A Labyrinth of Kingdoms author Steve Kemper on Conversation Crossroad Tuesday, July 24th, 7pm EST

You’ve heard of Burton, Stanley, and Livingstone and their Victorian-era adventures in Africa. But you probably don’t recognize the name of Heinrich Barth. His five-year, 10,000-mile journey through North and Central Africa in 1849 ranks among the greatest in the annals of exploration. Told for the first time in A LABYRINTH OF KINGDOMS: 10,000 Miles through Islamic Africa, the story of Barth’s survival and triumph rivals Burton or Stanley for excitement and surpasses them in scientific achievements. And, author Steve Kemper shares more about it on the Conversation Crossroad radio program.

Listen to the interview with Steve Kemper on the Conversation Crossroad radio program

"A Labyrinth of Kingdoms by Steve Kemper"For decades, Britain’s attempts to explore Africa were haunted by disaster, disease, and death. Gaps on the map were filled in by armchair geographers. To remedy this ignorance and to scout potential markets for British commerce, the Foreign Office commissioned an expedition to the central Sudan, a vast area south of the Sahara that today includes Niger, Chad, Mali, Burkina Faso, and northern Nigeria and Cameroon.
Barth was just the man for the job. The idiosyncratic German scientist meticulously, obsessively noted everything he encountered, from the number of trees in a palm grove to the types of roasted locusts served in the market. Unlike previous explorers, he did not assume that Africans were barbaric. Though Christian, his ultimate faith was in the power of scientific observation. Barth spoke Arabic and learned seven other African languages, which allowed him to talk to everyone from camel drivers to sultans, imams to slaves.
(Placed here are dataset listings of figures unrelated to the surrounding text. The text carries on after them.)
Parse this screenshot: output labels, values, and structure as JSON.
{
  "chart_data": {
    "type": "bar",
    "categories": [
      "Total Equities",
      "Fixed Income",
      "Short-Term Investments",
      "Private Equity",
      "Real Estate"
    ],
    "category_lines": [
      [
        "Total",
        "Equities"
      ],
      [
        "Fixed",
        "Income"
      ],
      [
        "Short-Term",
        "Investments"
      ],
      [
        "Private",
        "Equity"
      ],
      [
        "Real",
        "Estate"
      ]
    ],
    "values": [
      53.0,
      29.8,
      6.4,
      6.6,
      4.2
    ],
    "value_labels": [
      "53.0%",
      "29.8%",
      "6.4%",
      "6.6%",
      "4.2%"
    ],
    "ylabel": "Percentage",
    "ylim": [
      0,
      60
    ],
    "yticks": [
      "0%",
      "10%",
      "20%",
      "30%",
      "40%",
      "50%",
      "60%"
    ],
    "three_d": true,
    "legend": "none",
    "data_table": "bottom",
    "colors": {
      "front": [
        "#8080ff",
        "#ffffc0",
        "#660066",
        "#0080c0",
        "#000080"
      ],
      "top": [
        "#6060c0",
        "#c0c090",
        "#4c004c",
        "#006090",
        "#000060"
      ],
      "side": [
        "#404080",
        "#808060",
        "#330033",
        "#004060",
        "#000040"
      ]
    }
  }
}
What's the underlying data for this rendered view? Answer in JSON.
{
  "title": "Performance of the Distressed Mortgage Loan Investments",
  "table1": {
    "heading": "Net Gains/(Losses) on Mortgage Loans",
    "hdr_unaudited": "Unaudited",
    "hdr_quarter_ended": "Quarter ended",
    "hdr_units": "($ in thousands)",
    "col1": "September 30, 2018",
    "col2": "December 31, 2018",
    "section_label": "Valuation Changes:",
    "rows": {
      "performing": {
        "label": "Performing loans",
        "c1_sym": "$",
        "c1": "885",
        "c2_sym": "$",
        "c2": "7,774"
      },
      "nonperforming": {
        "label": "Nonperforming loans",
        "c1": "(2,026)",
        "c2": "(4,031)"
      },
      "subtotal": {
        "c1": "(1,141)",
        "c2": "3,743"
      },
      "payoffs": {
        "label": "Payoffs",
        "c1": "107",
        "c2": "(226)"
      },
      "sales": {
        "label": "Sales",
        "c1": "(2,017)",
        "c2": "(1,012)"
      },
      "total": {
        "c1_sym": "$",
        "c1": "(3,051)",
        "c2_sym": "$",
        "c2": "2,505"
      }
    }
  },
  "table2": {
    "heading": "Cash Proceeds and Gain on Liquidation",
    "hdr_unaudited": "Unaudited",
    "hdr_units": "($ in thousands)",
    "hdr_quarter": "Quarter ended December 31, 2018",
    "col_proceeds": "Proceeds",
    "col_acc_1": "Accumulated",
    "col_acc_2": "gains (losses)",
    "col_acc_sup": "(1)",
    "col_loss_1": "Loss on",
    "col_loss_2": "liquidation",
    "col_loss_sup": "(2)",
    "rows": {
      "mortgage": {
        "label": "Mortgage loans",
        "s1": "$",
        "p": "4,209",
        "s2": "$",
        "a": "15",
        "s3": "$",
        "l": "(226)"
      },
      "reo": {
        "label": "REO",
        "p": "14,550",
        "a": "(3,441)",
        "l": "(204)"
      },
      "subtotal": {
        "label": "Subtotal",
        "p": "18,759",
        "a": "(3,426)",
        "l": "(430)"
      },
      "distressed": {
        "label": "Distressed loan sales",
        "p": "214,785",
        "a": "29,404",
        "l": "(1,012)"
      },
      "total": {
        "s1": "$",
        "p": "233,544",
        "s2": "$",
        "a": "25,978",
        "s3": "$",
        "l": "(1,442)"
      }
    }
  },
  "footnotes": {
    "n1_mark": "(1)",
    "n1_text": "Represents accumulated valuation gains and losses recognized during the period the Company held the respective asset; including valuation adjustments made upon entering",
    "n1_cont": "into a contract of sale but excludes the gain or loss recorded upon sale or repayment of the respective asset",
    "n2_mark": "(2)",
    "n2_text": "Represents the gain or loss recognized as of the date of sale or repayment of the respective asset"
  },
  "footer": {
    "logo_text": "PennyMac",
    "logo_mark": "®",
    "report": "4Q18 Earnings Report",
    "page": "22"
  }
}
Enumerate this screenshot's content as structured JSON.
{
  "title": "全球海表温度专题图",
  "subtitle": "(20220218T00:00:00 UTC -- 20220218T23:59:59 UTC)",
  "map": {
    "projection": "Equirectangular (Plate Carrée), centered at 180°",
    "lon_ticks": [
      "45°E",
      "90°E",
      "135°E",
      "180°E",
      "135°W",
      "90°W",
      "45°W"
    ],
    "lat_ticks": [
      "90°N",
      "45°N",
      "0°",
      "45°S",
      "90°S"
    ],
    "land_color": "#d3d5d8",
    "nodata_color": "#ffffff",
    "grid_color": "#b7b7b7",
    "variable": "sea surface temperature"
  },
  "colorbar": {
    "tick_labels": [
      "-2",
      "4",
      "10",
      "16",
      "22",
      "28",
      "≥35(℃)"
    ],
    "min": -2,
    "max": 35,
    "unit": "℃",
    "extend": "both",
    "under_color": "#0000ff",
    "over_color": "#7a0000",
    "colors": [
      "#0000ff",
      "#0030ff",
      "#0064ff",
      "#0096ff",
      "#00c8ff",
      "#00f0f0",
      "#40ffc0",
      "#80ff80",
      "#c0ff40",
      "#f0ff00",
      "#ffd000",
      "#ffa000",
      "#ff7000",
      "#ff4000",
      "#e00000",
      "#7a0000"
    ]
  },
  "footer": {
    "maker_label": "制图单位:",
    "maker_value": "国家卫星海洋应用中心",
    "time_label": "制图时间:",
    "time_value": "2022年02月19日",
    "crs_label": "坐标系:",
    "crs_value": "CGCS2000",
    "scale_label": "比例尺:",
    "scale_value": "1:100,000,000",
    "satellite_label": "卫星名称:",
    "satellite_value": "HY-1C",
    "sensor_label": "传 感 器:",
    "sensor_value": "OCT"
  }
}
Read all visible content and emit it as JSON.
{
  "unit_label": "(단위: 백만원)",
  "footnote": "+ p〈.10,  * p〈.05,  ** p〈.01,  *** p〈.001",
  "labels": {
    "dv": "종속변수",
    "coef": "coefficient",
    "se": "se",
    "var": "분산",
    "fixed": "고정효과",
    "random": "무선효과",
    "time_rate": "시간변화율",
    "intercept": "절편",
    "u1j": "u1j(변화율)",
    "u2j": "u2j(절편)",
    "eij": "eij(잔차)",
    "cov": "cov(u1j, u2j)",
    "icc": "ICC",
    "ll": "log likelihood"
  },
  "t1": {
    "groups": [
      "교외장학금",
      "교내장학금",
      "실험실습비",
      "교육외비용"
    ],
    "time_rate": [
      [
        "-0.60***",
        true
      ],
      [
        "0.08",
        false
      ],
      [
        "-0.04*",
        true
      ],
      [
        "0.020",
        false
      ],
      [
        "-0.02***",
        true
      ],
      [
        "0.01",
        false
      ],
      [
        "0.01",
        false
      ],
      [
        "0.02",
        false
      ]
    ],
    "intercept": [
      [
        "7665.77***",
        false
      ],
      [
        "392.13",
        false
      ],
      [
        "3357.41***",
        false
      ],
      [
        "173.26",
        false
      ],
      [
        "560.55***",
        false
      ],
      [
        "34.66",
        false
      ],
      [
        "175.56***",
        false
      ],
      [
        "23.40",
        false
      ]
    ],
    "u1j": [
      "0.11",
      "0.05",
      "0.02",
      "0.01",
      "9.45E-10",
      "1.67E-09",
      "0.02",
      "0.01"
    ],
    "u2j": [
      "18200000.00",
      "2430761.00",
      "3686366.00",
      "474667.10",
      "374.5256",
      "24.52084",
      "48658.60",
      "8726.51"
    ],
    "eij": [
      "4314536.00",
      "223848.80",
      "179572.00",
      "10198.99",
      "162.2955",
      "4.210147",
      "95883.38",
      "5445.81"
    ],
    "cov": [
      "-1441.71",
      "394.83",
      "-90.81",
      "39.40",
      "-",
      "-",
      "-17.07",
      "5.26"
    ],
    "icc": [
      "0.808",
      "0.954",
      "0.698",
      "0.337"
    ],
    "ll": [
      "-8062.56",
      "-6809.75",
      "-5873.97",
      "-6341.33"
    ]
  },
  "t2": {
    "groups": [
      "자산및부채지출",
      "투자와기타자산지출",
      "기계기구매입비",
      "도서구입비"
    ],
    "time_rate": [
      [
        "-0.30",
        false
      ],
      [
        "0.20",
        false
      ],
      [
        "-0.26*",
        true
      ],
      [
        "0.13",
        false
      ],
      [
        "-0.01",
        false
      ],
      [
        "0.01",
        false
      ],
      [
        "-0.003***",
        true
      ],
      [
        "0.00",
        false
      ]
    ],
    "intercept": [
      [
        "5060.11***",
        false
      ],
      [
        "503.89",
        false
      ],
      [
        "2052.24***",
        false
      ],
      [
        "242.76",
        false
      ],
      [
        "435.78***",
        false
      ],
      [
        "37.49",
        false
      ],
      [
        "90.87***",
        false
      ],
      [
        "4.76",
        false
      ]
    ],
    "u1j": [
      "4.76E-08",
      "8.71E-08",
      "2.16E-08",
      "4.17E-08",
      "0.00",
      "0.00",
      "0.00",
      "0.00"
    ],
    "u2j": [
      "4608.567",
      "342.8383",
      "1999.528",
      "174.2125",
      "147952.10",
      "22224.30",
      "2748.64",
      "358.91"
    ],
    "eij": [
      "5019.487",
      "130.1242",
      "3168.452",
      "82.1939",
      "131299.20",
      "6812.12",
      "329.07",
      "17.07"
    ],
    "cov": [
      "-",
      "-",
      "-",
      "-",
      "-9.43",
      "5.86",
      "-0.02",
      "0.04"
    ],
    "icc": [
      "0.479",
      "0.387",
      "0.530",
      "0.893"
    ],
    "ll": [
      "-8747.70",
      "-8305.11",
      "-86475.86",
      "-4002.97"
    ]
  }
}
He could discuss Ptolemy with a learned Muslim vizier and then join a band of marauders or a salt caravan for the next leg of the journey.

Barth mastered the complex economy of gifts, protection, and information necessary to pass through the kingdoms of Bornu and Sokoto and through the strongholds of the nomadic Tuareg, the mysterious “blue men” of the Sahara. He made the first accurate maps of the region as well as important geographical discoveries about Lake Chad and the Niger’s main tributary, the Benue. In the storied crossroads cities of Kano, Kukawa, and Timbuktu, he drew new cultural connections between disparate peoples that altered our understanding of Africa. He poured all this knowledge into his monumental, five-volume Travels and Discoveries in North and Central Africa.

But politics ran ahead of science. The age of European imperialism in Africa was about to begin, and Barth’s findings—and his thorny personality—were unwelcome in Britain. He has been almost forgotten. His discoveries are considered indispensable by scholars, but his great book is rare, even in libraries. Though he made his journey for the British government, there are no books about him in English. Suspenseful and sensitively told, A LABYRINTH OF KINGDOMS tells a forgotten story of survival, adventure, and scientific discovery by a remarkable man.

"Steve Kemper"Steve Kemper is the author of Code Name Ginger. His work has appeared in many national publications, including Smithsonian and National Geographic. He lives in West Hartford, Connecticut. Steve has been a freelance journalist for more than 30 years. His new book, A Labyrinth of Kingdoms: 10,000 Miles Through Islamic Africa, just came out from W. W. Norton in June. His first book, Code Name Ginger: the Story Behind Segway and Dean Kamen’s Quest to Invent a New World (Harvard Business School Press, 2003), was selected by Barnes & Noble for its Discover Great New Writers award. Harper published the paperback under the title Reinventing the Wheel. Steve has written for Smithsonian, National Geographic, National Geographic Adventure, National Geographic Traveler, Outside, Wall Street Journal, Yankee, National Wildlife, The Ecologist, Plenty, BBC Wildlife, and many other magazines and newspapers. He grew up in Louisville, Kentucky. After graduating from the University of Detroit, he taught literature and writing at the University of Connecticut while earning a Ph.D. He has received several awards for his work, as well as a grant from the W. Alton Jones Foundation for an environmental investigation in Bolivia. Steve Kemper lives in West Hartford, Connecticut, with his wife Judith Kaufman, a fine-art jeweler.